Symptoms vary depending on the severity of the condition, or whether the problem is intermittent or not. The most obvious sign of course, is the illumination of the Check Engine light. If the problem is persistent, then it may show symptoms such as:

  • Rough running, misfiring or stumbling of the engine
  • Black smoke from the tail pipe
  • Engine dies
  • Poor fuel economy

Possible Causes

Error Code P0150 is usually caused by a bad O2 sensor. However, it can also be caused by other factors. For older oxygen sensors, there’s a big chance it’s what is causing the problem. But it could also be caused by:

  • Damaged or faulty O2 sensor
  • Water that leads to corrosion in the connector
  • Loose terminals in the connector
  • Burnt wiring on exhaust components
  • Open or short in the wiring caused by rubbing of engine components
  • Unmetered vacuum leak at the engine
  • Holes in the exhaust that allows unmetered O2 in to the exhaust system
  • Bad PCM (rare)

How to Check

To diagnose, scan the code and document the freeze frame data, and then clear the codes to verify. Then, monitor the oxygen sensor data for the voltage that will be switching back and forth between 0.2V and 1.2V. If the sensor is not within the specifications, then it should be replaced.

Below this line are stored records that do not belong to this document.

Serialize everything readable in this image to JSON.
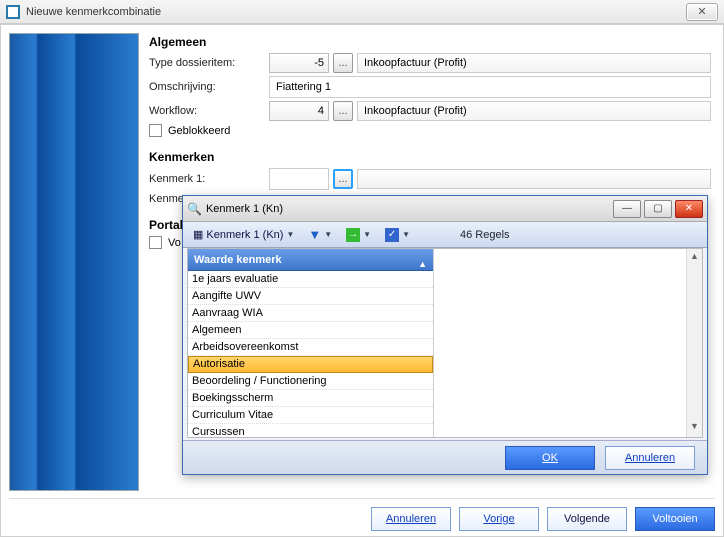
{
  "window": {
    "title": "Nieuwe kenmerkcombinatie",
    "close_glyph": "✕"
  },
  "sections": {
    "algemeen_title": "Algemeen",
    "kenmerken_title": "Kenmerken",
    "portal_title": "Portal"
  },
  "algemeen": {
    "type_label": "Type dossieritem:",
    "type_value": "-5",
    "type_desc": "Inkoopfactuur (Profit)",
    "omschrijving_label": "Omschrijving:",
    "omschrijving_value": "Fiattering 1",
    "workflow_label": "Workflow:",
    "workflow_value": "4",
    "workflow_desc": "Inkoopfactuur (Profit)",
    "geblokkeerd_label": "Geblokkeerd"
  },
  "kenmerken": {
    "k1_label": "Kenmerk 1:",
    "k1_value": "",
    "k2_label": "Kenme",
    "browse_glyph": "..."
  },
  "portal": {
    "vo_label": "Vo"
  },
  "popup": {
    "title": "Kenmerk 1 (Kn)",
    "min_glyph": "—",
    "max_glyph": "▢",
    "close_glyph": "✕",
    "toolbar": {
      "view_label": "Kenmerk 1 (Kn)",
      "regels": "46 Regels"
    },
    "column_header": "Waarde kenmerk",
    "items": [
      "1e jaars evaluatie",
      "Aangifte UWV",
      "Aanvraag WIA",
      "Algemeen",
      "Arbeidsovereenkomst",
      "Autorisatie",
      "Beoordeling / Functionering",
      "Boekingsscherm",
      "Curriculum Vitae",
      "Cursussen"
    ],
    "selected_index": 5,
    "footer": {
      "ok": "OK",
      "cancel": "Annuleren"
    }
  },
  "wizard": {
    "annuleren": "Annuleren",
    "vorige": "Vorige",
    "volgende": "Volgende",
    "voltooien": "Voltooien"
  }
}
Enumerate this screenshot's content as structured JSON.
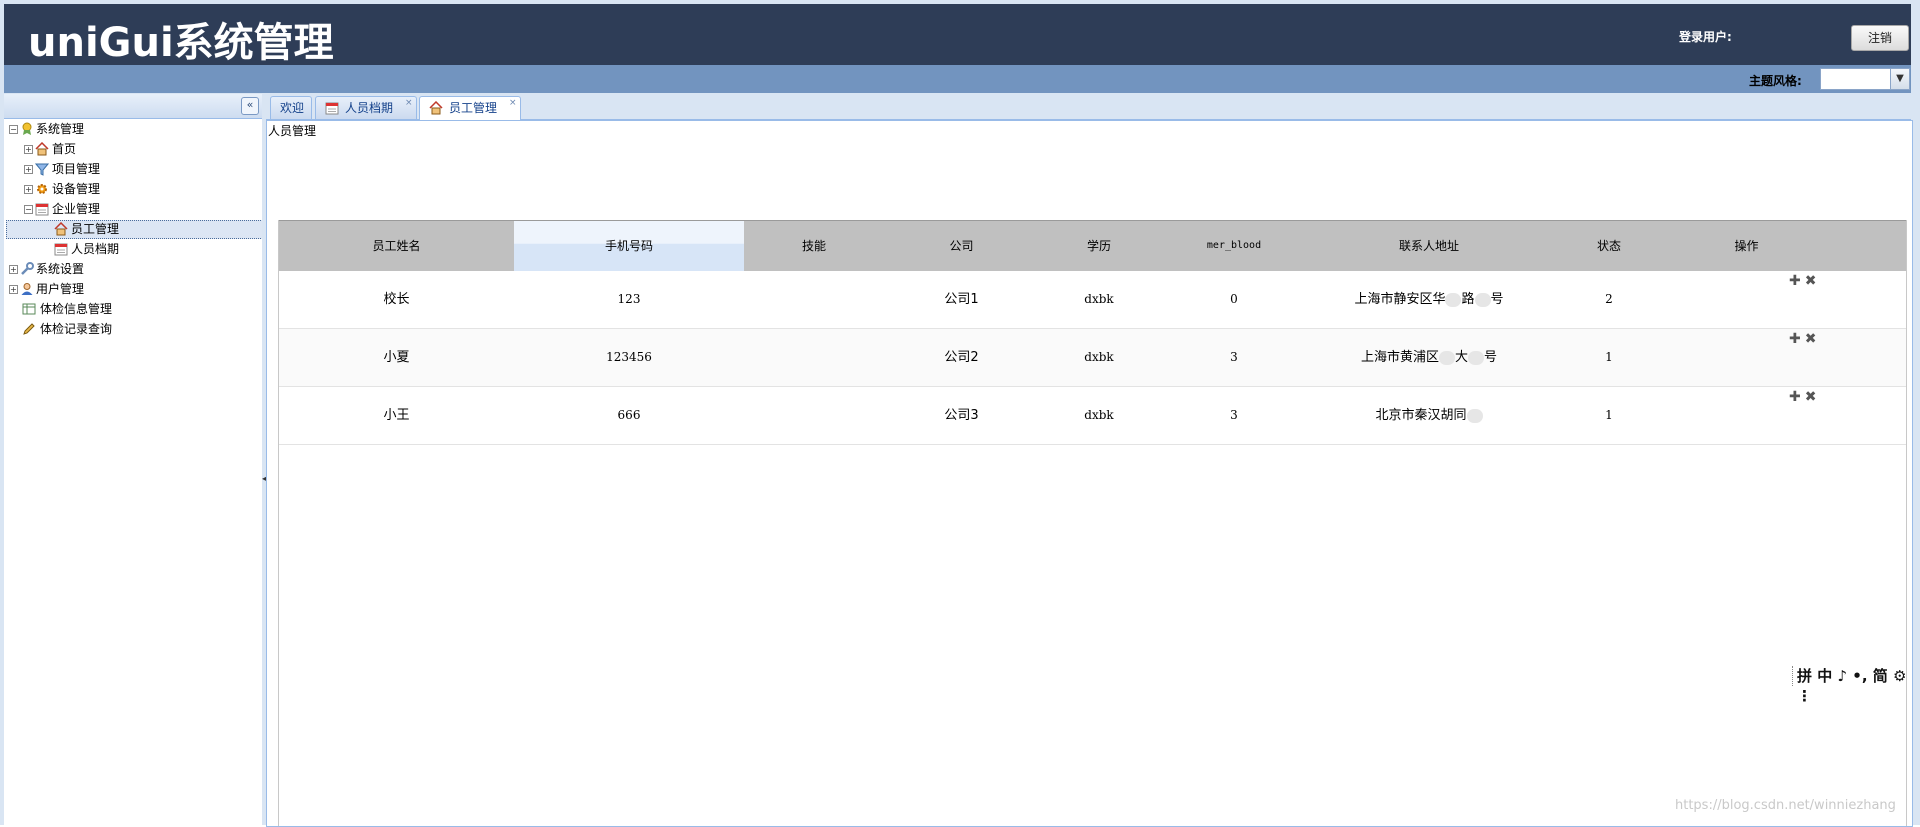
{
  "header": {
    "app_title": "uniGui系统管理",
    "login_label": "登录用户:",
    "logout_label": "注销"
  },
  "theme": {
    "label": "主题风格:",
    "selected": ""
  },
  "tree": {
    "items": [
      {
        "label": "系统管理",
        "icon": "award-icon",
        "expander": "minus"
      },
      {
        "label": "首页",
        "icon": "home-icon",
        "expander": "plus"
      },
      {
        "label": "项目管理",
        "icon": "filter-icon",
        "expander": "plus"
      },
      {
        "label": "设备管理",
        "icon": "gear-icon",
        "expander": "plus"
      },
      {
        "label": "企业管理",
        "icon": "calendar-icon",
        "expander": "minus"
      },
      {
        "label": "员工管理",
        "icon": "home-icon",
        "expander": "none"
      },
      {
        "label": "人员档期",
        "icon": "calendar-icon",
        "expander": "none"
      },
      {
        "label": "系统设置",
        "icon": "wrench-icon",
        "expander": "plus"
      },
      {
        "label": "用户管理",
        "icon": "user-icon",
        "expander": "plus"
      },
      {
        "label": "体检信息管理",
        "icon": "table-icon",
        "expander": "none"
      },
      {
        "label": "体检记录查询",
        "icon": "pen-icon",
        "expander": "none"
      }
    ]
  },
  "tabs": [
    {
      "label": "欢迎"
    },
    {
      "label": "人员档期"
    },
    {
      "label": "员工管理"
    }
  ],
  "page": {
    "title": "人员管理"
  },
  "grid": {
    "columns": [
      "员工姓名",
      "手机号码",
      "技能",
      "公司",
      "学历",
      "mer_blood",
      "联系人地址",
      "状态",
      "操作"
    ],
    "rows": [
      {
        "name": "校长",
        "phone": "123",
        "skill": "",
        "company": "公司1",
        "education": "dxbk",
        "blood": "0",
        "address_a": "上海市静安区华",
        "address_b": "路",
        "address_c": "号",
        "status": "2"
      },
      {
        "name": "小夏",
        "phone": "123456",
        "skill": "",
        "company": "公司2",
        "education": "dxbk",
        "blood": "3",
        "address_a": "上海市黄浦区",
        "address_b": "大",
        "address_c": "号",
        "status": "1"
      },
      {
        "name": "小王",
        "phone": "666",
        "skill": "",
        "company": "公司3",
        "education": "dxbk",
        "blood": "3",
        "address_a": "北京市秦汉胡同",
        "address_b": "",
        "address_c": "",
        "status": "1"
      }
    ],
    "op_add": "✚",
    "op_delete": "✖"
  },
  "ime_bar": "拼 中 ♪ •, 简 ⚙ ⋮",
  "watermark": "https://blog.csdn.net/winniezhang"
}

Then check the oxygen sensor wiring and the harness connections for any corrosion. Repair or replace any wiring or connectors that need fixing.

Check for leaks in the sensor and repair leaks that affects the sensor.

For a more thorough and accurate diagnosis, check the manufacturer’s specifications on pinpoints.

How to Fix

Repairs for this error code are pretty simple and straightforward. If the O2 sensor for bank 2 sensor is faulty, then it should be replaced.

Connectors and wirings to the O2 sensor for bank 2 sensor 1 should be fixed, if not replaced.

Repair leaks at the exhaust of the manifold for bank 2.

Error Code P0150 may cause the oxygen sensor to think it has too much oxygen in the exhaust, this will cause the PCM to enrich the mixture to compensate, which in the process results to excessive fuel consumption.

Also, the sensor may not be able to read correctly if there are exhaust leaks in front of it.

Unless the oxygen sensor is repaired and start working normally again, there’s a good chance the PCM will stay in open loop, extending the rich condition which may cause serious damage to engine components in the long haul.